Italian-American groups far from entertained by stereotypes on MTV's 'Jersey Shore' reality show
(Photo: MTV/Scott Gries)
Deep orange tan? Check.
Hair gelled to the max? Check.
Boobs, biceps and booze-fueled brawling? Check, check and check.
MTV plays up these and other crude stereotypes of young “Guidos” and “Guidettes” in its new reality show “Jersey Shore,” and Italian-American cultural groups are far from entertained.
“It’s so blatantly insulting to Italian-Americans and actually to just people in general. It’s just a piece of trash … a direct bash on the Italian heritage,” said André DiMino, president of UNICO, the nation’s largest Italian-American service group, on Tuesday.
Some advertisers are similarly disheartened by the show, which features eight 20-somethings – three from New York City – spending a summer of fist-bumping fun down the shore.

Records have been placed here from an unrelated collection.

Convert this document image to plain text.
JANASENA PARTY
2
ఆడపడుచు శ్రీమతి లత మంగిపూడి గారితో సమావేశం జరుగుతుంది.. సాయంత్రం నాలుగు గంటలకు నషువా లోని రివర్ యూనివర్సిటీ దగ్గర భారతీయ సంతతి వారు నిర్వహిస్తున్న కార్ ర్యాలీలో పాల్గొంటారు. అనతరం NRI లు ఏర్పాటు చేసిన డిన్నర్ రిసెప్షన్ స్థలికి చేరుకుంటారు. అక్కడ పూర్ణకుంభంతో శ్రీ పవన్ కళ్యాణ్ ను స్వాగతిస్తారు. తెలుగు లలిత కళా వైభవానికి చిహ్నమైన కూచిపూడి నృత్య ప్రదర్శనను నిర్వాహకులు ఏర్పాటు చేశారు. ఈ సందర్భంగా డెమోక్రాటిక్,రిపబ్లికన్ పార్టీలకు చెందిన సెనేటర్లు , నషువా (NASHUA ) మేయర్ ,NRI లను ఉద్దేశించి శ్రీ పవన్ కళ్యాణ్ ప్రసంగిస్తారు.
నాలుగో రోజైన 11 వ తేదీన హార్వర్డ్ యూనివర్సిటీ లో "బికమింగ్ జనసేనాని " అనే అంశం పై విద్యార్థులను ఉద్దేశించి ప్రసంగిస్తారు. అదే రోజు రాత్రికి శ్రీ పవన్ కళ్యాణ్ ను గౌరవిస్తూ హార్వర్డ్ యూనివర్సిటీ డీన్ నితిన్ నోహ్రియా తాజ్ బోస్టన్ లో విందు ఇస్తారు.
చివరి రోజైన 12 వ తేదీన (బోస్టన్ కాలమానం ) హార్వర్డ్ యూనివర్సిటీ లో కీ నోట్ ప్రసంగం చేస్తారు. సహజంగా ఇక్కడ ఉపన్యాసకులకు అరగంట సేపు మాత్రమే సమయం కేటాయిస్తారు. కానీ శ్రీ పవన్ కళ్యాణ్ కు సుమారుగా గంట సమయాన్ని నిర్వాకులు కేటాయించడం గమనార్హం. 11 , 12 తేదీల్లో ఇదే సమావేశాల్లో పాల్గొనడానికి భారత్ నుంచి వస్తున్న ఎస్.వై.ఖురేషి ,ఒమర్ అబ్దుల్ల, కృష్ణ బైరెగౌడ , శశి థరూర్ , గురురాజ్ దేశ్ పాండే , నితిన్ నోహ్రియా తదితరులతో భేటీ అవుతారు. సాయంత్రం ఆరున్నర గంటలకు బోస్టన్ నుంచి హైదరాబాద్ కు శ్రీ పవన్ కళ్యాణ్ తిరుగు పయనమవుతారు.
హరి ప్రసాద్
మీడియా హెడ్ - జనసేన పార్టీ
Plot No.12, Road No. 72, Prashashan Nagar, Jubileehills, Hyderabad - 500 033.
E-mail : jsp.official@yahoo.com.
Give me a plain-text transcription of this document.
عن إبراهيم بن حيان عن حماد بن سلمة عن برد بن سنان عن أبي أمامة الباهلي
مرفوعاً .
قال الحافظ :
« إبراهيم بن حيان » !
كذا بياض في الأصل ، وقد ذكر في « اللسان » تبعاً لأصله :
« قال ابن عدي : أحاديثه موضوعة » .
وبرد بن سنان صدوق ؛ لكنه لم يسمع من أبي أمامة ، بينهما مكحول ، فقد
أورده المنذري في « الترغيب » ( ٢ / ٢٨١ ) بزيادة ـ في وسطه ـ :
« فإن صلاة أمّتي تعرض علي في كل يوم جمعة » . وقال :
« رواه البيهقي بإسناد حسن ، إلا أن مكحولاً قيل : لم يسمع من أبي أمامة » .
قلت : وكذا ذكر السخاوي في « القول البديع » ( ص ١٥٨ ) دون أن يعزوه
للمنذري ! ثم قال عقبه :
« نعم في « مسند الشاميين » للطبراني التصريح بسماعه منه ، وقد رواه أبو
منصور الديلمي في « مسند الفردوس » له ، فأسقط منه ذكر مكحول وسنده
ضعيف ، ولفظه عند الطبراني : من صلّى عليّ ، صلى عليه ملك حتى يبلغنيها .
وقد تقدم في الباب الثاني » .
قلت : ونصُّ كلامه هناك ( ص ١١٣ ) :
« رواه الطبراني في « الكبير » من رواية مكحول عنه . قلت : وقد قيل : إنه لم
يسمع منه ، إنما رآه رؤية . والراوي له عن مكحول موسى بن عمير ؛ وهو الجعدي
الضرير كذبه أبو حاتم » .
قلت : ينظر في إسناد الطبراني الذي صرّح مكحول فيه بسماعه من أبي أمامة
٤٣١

Domino’s pizza has pulled its ads, slamming the show’s content.
“We understand that this show is not intended for every audience and depicts just one aspect of youth culture,” MTV said in a statement. “Our intention was never to stereotype, discriminate or offend.”
On Facebook on Tuesday, members of the “MTV’s ‘Jersey Shore’ is a Disgrace to the Jersey Shore and its Inhabitants” group numbered more than 56,000. The New Jersey-based UNICO, which previously condemned mob hit “The Sopranos,” is joined by the Order of the Sons of Italy in America and the National Italian-American Foundation in its disapproval. UNICO tried to stop MTV from airing the show before its Dec. 3 premiere.
The Jersey Shore itself may be taking a reputation hit. The region is flattered by the attention but not by the “one-dimensional” representation, according to the Jersey Shore Convention and Visitors Bureau.
“We’re in no way angry at the producers and the characters, but … we want the world to know that there’s much more to our area than singles who are clubbing,” said Daniel Cappello, the bureau’s executive director, on Tuesday. “The Jersey Shore is really rich in culture.”
The show admittedly fosters some positives such as Italians’ family values. One “Jersey Shore” star has emphasized the show isn’t representative of anything in particular.
“It’s not the definition of Jersey or New York,” castmember Mike “The Situation” Sorrentino told EW.com last week. “It’s just a bunch of kids that happen to be partying and working and living together in New Jersey.”